Puglia investimenti da 13,5 milioni per la sicurezza degli edifici pubblici

La Regione finanzia quattro interventi strategici tra scuole, università, impianti sportivi e strutture istituzionali per migliorare sicurezza e funzionalità del patrimonio pubblico

La Puglia accelera sul fronte della prevenzione del rischio sismico e della riqualificazione degli edifici pubblici con un nuovo pacchetto di investimenti da oltre 13,5 milioni di euro. La Giunta regionale ha approvato lo scorrimento della graduatoria relativa agli interventi destinati alla sicurezza delle strutture strategiche, consentendo il finanziamento di quattro progetti già valutati positivamente ma rimasti in attesa a causa della mancanza di risorse disponibili.
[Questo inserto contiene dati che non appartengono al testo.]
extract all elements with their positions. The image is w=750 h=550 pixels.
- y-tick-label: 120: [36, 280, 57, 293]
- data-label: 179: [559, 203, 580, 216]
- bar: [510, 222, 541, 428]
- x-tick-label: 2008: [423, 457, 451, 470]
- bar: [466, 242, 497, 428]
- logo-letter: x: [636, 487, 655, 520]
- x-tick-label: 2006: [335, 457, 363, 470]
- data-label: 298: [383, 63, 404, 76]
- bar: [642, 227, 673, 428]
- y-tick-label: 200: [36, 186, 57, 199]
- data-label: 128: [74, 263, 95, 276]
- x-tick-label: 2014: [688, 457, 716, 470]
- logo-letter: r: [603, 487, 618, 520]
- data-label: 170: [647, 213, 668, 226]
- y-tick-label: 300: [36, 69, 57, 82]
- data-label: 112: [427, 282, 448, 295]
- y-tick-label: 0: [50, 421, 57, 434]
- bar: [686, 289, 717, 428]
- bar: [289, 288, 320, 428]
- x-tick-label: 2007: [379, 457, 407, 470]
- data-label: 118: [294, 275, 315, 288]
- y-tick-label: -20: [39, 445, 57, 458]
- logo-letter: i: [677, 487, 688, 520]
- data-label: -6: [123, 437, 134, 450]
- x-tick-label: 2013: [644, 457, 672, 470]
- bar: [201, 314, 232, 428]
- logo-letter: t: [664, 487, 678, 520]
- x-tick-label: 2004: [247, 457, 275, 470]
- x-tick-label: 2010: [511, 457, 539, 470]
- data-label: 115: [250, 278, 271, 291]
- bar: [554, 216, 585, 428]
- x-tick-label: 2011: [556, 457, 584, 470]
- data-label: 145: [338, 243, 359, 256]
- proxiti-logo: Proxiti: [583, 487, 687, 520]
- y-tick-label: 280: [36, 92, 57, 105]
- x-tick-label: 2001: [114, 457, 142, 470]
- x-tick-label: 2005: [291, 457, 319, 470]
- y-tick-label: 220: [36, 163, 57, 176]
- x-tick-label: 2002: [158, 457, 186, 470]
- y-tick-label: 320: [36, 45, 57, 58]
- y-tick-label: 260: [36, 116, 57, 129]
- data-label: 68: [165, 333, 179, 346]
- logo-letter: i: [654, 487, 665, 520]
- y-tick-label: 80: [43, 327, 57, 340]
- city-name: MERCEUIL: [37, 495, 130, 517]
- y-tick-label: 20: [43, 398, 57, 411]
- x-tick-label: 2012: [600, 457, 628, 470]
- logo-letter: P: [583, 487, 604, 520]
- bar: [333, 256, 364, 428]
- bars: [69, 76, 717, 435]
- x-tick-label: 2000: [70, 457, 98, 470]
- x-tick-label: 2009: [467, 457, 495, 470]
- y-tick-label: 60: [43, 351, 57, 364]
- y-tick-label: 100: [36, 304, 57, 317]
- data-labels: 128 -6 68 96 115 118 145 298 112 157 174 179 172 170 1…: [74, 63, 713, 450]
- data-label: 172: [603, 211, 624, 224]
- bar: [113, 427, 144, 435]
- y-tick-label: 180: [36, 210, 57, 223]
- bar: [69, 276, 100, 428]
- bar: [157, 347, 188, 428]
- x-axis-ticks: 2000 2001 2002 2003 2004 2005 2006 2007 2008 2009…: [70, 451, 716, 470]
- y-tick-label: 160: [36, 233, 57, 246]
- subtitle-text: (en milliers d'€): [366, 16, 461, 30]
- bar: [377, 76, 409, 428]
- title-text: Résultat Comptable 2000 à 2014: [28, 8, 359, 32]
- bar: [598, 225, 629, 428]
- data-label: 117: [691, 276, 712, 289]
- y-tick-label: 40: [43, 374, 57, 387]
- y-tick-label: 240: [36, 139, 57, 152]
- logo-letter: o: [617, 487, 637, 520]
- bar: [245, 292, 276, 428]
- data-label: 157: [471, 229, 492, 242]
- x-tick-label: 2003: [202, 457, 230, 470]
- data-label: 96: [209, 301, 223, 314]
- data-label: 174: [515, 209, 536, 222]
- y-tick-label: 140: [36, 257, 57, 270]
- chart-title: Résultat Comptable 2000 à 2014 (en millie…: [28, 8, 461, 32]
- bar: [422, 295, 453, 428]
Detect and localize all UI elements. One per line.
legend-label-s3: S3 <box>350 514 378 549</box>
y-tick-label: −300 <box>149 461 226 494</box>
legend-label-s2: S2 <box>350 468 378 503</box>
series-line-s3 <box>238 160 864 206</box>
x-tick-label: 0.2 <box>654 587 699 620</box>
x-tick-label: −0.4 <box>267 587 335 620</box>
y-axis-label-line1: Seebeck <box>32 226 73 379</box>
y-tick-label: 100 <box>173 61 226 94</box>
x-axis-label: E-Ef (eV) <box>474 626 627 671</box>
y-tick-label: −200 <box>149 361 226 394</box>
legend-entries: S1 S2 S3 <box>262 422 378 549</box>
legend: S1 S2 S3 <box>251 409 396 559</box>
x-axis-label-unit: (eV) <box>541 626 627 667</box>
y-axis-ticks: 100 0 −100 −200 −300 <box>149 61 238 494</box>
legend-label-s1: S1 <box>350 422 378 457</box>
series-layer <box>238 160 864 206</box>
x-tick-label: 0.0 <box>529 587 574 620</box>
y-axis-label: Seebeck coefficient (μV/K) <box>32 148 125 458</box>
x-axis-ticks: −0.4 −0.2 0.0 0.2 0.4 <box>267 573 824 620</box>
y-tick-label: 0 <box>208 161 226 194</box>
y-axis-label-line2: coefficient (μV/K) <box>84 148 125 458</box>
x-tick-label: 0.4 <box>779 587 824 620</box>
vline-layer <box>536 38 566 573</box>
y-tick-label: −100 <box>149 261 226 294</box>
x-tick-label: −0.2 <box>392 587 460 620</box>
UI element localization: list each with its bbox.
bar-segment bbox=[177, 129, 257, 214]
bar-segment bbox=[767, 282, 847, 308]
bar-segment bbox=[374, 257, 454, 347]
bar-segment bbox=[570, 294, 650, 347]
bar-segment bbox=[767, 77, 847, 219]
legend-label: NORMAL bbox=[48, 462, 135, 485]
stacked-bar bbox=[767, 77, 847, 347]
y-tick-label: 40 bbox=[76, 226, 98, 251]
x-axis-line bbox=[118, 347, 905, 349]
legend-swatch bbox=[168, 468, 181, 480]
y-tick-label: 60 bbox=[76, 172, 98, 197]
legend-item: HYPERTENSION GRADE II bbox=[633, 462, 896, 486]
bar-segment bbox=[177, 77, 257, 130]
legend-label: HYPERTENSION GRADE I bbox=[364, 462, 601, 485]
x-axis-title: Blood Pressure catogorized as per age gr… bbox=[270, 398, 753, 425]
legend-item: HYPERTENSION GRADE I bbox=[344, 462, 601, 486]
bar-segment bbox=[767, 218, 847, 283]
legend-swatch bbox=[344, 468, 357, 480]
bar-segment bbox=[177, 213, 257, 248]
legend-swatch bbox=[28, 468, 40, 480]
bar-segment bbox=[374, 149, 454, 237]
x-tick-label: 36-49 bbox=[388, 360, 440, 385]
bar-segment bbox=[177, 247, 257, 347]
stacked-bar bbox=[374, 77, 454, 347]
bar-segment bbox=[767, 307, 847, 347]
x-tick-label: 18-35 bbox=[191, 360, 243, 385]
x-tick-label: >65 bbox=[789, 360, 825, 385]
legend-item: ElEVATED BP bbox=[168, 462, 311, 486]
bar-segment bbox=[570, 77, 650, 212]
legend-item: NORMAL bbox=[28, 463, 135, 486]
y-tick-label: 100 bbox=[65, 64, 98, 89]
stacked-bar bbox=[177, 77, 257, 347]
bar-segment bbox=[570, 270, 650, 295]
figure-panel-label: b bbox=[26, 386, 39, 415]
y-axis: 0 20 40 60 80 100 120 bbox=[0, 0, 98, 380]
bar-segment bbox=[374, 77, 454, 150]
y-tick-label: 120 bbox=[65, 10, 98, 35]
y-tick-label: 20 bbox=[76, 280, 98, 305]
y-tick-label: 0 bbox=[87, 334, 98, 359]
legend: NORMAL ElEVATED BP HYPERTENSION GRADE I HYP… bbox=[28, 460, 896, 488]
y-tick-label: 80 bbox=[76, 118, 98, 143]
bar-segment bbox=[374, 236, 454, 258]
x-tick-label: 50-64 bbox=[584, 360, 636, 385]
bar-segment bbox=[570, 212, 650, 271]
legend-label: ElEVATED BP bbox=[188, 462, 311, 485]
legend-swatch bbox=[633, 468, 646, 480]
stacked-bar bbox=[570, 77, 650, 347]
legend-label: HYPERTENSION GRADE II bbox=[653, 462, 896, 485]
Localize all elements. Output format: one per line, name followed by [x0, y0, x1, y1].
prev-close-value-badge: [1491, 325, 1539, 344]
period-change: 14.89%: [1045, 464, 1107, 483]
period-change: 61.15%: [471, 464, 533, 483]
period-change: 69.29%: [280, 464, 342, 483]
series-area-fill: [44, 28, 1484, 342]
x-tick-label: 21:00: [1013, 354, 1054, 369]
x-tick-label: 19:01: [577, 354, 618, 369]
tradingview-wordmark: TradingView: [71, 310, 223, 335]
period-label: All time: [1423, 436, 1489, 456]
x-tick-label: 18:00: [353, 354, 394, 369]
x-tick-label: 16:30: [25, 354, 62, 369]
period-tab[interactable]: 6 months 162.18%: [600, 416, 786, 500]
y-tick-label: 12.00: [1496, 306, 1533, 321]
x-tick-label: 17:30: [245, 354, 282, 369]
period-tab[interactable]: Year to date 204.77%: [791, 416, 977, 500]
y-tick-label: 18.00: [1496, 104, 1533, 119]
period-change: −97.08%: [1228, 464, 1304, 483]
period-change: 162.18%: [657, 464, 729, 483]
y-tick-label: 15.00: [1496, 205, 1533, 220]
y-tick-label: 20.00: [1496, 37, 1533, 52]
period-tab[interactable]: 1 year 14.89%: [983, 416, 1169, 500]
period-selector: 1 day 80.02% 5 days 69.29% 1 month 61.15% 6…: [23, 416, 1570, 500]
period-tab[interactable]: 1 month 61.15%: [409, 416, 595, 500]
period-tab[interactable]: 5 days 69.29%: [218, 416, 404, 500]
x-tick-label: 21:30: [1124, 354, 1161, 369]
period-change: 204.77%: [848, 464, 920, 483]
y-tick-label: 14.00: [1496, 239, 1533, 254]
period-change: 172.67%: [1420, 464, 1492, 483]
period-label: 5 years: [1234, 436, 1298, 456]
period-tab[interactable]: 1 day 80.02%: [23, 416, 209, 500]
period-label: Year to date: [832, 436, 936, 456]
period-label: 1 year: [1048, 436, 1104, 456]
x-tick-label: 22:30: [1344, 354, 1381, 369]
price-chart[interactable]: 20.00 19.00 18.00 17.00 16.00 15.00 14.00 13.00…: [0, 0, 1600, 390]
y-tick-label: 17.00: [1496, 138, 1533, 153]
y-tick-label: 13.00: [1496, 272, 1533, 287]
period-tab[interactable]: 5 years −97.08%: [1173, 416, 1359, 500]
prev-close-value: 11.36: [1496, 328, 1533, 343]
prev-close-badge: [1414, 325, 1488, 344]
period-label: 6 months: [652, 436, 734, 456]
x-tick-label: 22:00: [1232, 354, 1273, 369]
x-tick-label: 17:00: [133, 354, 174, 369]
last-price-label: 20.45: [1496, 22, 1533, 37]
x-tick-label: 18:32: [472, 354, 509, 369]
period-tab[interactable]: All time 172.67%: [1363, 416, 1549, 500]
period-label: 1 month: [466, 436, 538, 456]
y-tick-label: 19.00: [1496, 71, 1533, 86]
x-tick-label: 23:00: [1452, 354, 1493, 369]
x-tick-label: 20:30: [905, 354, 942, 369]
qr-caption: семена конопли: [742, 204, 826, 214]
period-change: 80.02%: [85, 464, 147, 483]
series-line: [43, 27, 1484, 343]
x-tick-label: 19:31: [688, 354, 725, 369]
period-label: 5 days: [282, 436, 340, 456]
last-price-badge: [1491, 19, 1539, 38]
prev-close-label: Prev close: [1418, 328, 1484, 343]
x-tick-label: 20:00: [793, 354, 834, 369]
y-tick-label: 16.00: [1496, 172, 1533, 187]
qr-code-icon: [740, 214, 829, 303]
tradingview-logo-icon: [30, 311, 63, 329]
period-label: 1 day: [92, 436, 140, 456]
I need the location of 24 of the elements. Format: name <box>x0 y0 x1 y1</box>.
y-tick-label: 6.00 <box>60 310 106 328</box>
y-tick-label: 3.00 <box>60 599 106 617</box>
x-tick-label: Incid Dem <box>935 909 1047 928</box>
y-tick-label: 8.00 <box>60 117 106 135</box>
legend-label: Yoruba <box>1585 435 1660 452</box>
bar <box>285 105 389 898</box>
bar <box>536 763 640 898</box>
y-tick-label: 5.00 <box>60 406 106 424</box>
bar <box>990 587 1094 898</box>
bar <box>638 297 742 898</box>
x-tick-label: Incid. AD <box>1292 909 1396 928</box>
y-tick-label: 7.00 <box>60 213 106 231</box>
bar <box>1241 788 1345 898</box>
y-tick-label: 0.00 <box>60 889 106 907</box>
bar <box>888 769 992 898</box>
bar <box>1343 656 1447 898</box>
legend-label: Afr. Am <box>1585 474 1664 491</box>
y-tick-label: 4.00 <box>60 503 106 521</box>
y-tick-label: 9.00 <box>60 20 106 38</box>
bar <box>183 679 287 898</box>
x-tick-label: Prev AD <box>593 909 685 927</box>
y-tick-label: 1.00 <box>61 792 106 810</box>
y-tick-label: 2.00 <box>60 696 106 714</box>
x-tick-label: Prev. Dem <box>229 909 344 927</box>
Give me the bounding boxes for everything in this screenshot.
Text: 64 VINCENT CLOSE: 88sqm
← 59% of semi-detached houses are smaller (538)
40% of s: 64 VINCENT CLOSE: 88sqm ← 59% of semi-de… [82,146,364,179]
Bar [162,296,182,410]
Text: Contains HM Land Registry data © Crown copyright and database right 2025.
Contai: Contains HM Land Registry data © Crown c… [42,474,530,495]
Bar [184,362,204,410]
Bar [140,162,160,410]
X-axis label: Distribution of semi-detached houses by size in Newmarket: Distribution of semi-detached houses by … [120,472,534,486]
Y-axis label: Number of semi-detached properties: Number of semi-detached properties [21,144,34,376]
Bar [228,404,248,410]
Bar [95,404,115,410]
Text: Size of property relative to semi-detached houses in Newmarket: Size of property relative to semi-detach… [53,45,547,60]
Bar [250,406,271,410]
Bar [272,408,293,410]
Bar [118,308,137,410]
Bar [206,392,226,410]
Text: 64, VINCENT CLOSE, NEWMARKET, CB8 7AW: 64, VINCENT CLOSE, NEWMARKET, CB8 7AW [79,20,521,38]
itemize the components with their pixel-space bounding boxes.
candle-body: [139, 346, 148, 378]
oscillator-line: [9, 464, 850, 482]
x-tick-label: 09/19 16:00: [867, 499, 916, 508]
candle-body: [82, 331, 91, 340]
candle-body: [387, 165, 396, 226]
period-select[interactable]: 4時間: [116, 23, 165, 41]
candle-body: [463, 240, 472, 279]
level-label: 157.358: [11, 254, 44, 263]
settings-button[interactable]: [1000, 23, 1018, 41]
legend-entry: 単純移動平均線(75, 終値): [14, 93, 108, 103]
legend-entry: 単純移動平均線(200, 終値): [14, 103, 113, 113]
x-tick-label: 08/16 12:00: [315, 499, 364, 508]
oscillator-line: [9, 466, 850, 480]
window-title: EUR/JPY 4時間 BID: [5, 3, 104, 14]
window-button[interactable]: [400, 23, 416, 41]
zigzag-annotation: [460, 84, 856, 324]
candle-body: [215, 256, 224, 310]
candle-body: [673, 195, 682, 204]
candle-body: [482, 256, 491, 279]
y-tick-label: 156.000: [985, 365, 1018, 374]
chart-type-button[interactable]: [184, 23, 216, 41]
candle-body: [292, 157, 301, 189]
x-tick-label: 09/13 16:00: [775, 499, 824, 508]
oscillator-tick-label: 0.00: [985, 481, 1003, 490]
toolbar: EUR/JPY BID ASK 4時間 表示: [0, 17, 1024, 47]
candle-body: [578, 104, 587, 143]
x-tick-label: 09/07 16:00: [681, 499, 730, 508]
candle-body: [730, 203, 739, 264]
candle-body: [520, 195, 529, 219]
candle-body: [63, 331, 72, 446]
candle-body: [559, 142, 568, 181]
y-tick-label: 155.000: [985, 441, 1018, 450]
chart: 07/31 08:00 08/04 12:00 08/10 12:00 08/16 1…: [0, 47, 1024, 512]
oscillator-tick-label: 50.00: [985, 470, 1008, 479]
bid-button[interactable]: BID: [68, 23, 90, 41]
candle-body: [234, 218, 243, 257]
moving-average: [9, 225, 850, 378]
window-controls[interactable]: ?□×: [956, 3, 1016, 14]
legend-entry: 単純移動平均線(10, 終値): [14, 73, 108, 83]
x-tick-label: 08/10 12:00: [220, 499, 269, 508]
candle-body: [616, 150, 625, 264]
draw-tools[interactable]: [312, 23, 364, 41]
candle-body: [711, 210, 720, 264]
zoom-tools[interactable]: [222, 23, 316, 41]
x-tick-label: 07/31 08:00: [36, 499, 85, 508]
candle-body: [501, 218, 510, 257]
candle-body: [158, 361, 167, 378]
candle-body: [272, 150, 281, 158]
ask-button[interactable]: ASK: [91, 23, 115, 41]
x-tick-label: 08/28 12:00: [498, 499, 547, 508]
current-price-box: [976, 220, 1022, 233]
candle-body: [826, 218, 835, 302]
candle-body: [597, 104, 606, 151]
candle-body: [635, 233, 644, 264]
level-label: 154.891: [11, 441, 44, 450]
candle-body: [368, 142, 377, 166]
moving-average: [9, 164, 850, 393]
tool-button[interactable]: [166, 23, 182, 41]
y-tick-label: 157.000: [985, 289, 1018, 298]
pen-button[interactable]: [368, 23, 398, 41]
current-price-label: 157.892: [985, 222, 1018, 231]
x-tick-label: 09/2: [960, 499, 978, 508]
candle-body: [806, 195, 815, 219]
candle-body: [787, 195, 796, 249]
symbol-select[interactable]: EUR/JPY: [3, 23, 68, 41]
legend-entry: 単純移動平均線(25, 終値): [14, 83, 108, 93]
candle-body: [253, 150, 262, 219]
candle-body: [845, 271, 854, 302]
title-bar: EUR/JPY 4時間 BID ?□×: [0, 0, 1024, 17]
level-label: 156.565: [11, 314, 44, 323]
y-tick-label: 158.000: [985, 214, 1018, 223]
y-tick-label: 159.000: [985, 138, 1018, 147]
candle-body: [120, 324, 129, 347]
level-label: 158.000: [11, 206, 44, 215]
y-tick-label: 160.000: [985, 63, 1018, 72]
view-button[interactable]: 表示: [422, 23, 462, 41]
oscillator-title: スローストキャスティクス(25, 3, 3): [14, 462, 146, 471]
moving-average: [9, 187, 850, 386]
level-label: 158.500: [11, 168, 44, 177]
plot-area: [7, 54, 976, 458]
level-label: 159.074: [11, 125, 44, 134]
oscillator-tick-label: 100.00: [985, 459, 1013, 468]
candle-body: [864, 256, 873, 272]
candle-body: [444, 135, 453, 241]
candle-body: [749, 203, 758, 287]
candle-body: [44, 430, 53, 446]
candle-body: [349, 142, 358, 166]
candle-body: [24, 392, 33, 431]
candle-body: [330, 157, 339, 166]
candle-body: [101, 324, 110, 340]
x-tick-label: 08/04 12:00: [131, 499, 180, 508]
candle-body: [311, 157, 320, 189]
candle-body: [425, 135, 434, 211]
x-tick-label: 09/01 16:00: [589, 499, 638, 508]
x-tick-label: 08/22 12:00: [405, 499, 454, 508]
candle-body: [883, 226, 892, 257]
La misura riguarda immobili fondamentali per la vita quotidiana delle comunità locali, tra cui istituti scolastici, strutture universitarie, impianti sportivi e sedi dedicate ai servizi pubblici. L’obiettivo dell’intervento è rafforzare la sicurezza degli edifici, migliorarne l’efficienza e adeguarli agli standard più moderni in materia strutturale, ambientale e funzionale.

Le risorse complessivamente messe a disposizione ammontano a 13.516.527 euro, ottenute attraverso una rimodulazione dei fondi del Programma Regionale Fesr-Fse+ 2021-2027 dedicati alla prevenzione dei rischi e all’adattamento ai cambiamenti climatici. Nel dettaglio, la Regione ha approvato una variazione di bilancio pari a 11.409.241 euro, alla quale si aggiungono 2.107.285 euro già disponibili.

Secondo quanto spiegato dall’assessore regionale alle Infrastrutture e Mobilità Raffaele Piemontese, la strategia punta a utilizzare in modo più efficace le risorse già disponibili e trasformare rapidamente i progetti pronti in cantieri concreti. Gli interventi interesseranno luoghi frequentati ogni giorno da studenti, lavoratori, cittadini e istituzioni, con ricadute importanti sulla sicurezza collettiva.

Tra i finanziamenti più rilevanti figura quello destinato al Comune di Altamura, in provincia di Bari. Alla città murgiana sono stati assegnati 3,5 milioni di euro per la riqualificazione della scuola “IV Novembre”, uno degli istituti storici del territorio.

Il progetto prevede una serie articolata di opere che riguarderanno l’adeguamento sismico dell’edificio, il recupero delle facciate esterne attraverso interventi di restauro conservativo, il miglioramento delle condizioni di sicurezza antincendio e l’incremento della sostenibilità energetica e ambientale della struttura.

L’intervento permetterà inoltre di raggiungere la piena agibilità dell’immobile, garantendo un ambiente più sicuro e adeguato per studenti, insegnanti e personale scolastico. La scuola rappresenta infatti un punto di riferimento per la comunità altamurana e il finanziamento consentirà di preservarne il valore storico migliorandone allo stesso tempo le prestazioni.

Il programma regionale coinvolge anche altre aree della Puglia, con importanti stanziamenti destinati alle province di Foggia e Barletta-Andria-Trani. La quota economica più consistente riguarda il capoluogo dauno, dove arriveranno 6.305.000 euro per il recupero del Polo di Scienze Motorie dell’Università di Foggia.

Le risorse saranno utilizzate per la demolizione e la ricostruzione dei due edifici situati in viale Virgilio. La struttura, collegata alla lunga tradizione dell’Isef, rappresenta un centro fondamentale per la formazione universitaria nel settore sportivo e per l’intero territorio della Capitanata.

A Barletta, invece, sono stati assegnati 2.861.527 euro destinati alla demolizione e alla ricostruzione dei corpi “A” e “B” del Palazzetto dello Sport “Angelo Marchiselli”. L’intervento punta a restituire alla città un impianto più moderno, sicuro e funzionale, capace di ospitare attività sportive agonistiche e amatoriali in condizioni migliori.

Un ulteriore finanziamento interessa Pietramontecorvino, in provincia di Foggia, dove sono stati destinati 850.000 euro per gli interventi di adeguamento sismico e funzionale della caserma dei Carabinieri. L’opera riguarda un presidio considerato essenziale per garantire continuità ai servizi di sicurezza e legalità nei Monti Dauni.

Il piano regionale rappresenta quindi un investimento sulla qualità e sulla sicurezza del patrimonio pubblico pugliese, con l’obiettivo di ridurre i rischi legati alla vulnerabilità degli edifici e favorire la realizzazione di opere già progettate e pronte per essere avviate.

La scelta di concentrare le risorse su strutture strategiche conferma la volontà di intervenire su immobili che svolgono un ruolo centrale nella vita delle comunità, migliorando la protezione delle persone e rendendo gli spazi pubblici più moderni, efficienti e sostenibili.